By analyzing the real URL of bullet screen, we find that parameter 5981449914376200 is the video tVID, parameter 62 is the first two digits of the inverse 4 of TVID, parameter 00 is the last two digits of tvid, parameter 1 before.z is the total video time divided by 300 seconds rounded up. By observing the two adjacent danmu file packages, it can be seen that iQiyi updates the danmu file every 5 minutes.

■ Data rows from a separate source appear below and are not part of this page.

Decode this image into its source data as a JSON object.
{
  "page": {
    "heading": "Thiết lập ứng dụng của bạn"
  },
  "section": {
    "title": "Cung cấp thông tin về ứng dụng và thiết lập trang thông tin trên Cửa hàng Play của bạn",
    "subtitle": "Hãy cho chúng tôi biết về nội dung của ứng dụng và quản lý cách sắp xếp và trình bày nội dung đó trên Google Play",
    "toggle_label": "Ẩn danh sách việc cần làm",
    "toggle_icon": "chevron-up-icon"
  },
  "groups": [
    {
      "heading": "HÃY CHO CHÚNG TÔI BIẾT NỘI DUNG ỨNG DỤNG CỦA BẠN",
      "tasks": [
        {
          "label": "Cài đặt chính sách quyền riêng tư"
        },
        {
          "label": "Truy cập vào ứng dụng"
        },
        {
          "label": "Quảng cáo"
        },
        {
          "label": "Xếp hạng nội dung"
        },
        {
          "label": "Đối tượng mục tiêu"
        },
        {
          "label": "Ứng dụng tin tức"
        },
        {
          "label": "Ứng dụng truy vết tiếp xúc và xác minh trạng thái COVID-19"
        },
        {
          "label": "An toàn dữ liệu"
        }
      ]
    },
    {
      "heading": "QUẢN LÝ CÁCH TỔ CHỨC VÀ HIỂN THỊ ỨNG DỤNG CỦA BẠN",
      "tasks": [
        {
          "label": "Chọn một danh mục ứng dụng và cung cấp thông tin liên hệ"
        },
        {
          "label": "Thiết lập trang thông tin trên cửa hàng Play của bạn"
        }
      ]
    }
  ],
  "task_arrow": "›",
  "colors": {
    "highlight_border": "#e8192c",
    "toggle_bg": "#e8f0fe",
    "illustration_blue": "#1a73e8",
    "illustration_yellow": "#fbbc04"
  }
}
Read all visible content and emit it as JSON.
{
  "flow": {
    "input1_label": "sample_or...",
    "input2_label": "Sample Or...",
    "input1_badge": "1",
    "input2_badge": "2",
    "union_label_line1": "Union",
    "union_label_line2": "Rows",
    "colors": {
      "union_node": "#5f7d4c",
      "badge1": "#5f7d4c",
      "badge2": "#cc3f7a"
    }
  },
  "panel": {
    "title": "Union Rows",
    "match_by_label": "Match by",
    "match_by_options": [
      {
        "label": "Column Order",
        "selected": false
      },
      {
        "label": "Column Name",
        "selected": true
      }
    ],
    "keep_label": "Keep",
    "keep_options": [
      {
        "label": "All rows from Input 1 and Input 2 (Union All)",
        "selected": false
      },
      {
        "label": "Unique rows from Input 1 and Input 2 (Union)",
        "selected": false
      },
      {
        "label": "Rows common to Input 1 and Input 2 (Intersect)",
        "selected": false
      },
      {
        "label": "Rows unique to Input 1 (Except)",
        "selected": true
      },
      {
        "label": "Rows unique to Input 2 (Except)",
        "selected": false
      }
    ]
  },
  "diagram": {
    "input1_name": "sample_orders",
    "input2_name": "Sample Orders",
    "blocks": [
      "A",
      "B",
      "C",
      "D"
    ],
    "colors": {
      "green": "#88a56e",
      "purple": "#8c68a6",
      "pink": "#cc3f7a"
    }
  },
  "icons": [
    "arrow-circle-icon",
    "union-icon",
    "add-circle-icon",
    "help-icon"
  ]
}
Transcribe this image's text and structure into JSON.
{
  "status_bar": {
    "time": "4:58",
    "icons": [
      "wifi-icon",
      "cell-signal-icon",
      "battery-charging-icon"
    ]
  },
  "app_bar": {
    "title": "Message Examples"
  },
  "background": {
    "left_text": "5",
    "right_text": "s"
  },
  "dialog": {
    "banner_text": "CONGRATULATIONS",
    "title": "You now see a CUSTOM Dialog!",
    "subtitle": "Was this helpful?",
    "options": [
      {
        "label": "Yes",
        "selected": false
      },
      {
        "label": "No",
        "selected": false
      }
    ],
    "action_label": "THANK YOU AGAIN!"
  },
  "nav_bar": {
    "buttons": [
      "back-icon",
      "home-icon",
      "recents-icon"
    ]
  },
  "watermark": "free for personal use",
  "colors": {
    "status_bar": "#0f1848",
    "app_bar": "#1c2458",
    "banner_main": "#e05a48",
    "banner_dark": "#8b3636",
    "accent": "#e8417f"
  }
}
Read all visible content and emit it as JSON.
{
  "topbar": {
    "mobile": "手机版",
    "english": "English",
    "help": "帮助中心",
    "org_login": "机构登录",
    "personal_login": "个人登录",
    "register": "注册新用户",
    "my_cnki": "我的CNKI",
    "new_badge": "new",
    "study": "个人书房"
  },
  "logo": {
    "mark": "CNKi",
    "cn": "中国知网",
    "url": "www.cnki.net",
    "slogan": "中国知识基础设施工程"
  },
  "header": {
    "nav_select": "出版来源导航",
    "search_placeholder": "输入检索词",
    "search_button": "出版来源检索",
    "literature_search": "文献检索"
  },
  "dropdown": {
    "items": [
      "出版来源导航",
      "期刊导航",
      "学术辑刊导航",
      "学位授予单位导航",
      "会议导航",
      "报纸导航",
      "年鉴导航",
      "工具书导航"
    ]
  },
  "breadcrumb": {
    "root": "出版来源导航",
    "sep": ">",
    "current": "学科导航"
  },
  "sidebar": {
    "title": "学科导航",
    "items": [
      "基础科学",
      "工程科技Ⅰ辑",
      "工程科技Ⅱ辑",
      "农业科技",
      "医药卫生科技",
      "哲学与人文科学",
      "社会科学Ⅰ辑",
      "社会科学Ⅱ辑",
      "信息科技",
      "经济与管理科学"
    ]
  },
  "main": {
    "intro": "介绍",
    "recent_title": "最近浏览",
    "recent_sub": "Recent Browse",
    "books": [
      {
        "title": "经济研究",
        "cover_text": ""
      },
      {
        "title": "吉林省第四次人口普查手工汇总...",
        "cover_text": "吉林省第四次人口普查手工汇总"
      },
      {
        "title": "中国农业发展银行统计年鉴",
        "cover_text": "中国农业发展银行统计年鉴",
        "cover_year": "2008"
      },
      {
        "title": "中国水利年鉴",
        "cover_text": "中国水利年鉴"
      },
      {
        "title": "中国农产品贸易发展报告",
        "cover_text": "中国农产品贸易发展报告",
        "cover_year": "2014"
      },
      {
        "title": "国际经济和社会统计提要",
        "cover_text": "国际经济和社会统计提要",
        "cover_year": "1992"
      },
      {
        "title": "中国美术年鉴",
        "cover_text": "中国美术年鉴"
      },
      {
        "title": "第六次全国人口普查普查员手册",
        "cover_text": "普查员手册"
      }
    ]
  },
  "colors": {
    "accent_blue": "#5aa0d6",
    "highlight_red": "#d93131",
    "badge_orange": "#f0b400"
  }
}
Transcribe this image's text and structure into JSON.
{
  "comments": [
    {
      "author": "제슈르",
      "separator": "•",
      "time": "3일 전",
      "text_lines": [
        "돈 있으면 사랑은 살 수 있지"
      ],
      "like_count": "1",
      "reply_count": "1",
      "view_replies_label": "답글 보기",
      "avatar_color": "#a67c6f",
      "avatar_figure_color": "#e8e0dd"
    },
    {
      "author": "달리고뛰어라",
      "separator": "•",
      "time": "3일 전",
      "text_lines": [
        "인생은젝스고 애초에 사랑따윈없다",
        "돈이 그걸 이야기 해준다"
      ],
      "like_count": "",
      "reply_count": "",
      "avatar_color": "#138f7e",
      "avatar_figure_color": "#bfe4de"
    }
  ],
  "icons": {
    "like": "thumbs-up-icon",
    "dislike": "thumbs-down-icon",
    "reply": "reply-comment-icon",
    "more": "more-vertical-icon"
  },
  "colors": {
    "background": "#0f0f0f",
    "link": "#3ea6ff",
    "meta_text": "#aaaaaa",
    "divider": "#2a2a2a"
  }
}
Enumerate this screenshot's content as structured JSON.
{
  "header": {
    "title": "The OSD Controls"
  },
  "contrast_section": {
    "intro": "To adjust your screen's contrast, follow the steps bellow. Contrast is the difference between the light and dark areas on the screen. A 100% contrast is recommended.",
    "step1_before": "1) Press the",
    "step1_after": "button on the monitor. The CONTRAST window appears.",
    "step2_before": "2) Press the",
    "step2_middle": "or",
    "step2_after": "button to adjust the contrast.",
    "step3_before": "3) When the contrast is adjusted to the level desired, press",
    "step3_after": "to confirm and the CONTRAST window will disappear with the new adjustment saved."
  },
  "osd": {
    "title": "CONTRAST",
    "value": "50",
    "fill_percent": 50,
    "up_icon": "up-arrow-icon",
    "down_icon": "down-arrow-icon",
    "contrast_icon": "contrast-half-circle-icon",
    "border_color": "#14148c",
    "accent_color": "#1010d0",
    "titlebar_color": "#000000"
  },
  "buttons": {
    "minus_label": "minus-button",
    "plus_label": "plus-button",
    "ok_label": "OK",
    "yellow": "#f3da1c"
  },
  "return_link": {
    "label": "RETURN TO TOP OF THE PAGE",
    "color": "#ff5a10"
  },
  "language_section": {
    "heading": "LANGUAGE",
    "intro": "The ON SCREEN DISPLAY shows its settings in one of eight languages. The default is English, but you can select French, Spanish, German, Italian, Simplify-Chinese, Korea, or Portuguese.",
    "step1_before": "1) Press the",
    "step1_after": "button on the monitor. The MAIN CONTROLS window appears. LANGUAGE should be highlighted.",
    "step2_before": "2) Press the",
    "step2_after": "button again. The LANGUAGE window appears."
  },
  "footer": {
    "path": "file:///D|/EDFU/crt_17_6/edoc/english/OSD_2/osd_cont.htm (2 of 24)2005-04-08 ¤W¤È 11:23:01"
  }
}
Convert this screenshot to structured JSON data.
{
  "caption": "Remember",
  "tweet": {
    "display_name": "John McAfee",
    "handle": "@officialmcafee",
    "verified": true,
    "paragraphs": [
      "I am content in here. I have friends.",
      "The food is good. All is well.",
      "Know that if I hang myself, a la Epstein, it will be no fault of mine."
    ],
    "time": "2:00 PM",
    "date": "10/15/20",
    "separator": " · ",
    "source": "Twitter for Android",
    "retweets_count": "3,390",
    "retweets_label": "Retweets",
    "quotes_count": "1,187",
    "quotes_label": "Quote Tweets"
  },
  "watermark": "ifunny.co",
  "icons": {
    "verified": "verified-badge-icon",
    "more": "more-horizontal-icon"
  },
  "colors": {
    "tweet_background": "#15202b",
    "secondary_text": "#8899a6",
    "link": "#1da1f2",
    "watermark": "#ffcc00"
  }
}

Since there are garbled characters in the bullet screen file extracted directly by crawling, binary coding is required to obtain the final bullet screen data.
2. Reptile combat
import zlib
import requests
1. Crawl the XML file
def download_xml (url) :
Bulletold = requests. Get (URL).content # Specifies the binary content
return zipdecode(bulletold)
def zipdecode (bulletold) :
‘Decode zip compressed binary content into text’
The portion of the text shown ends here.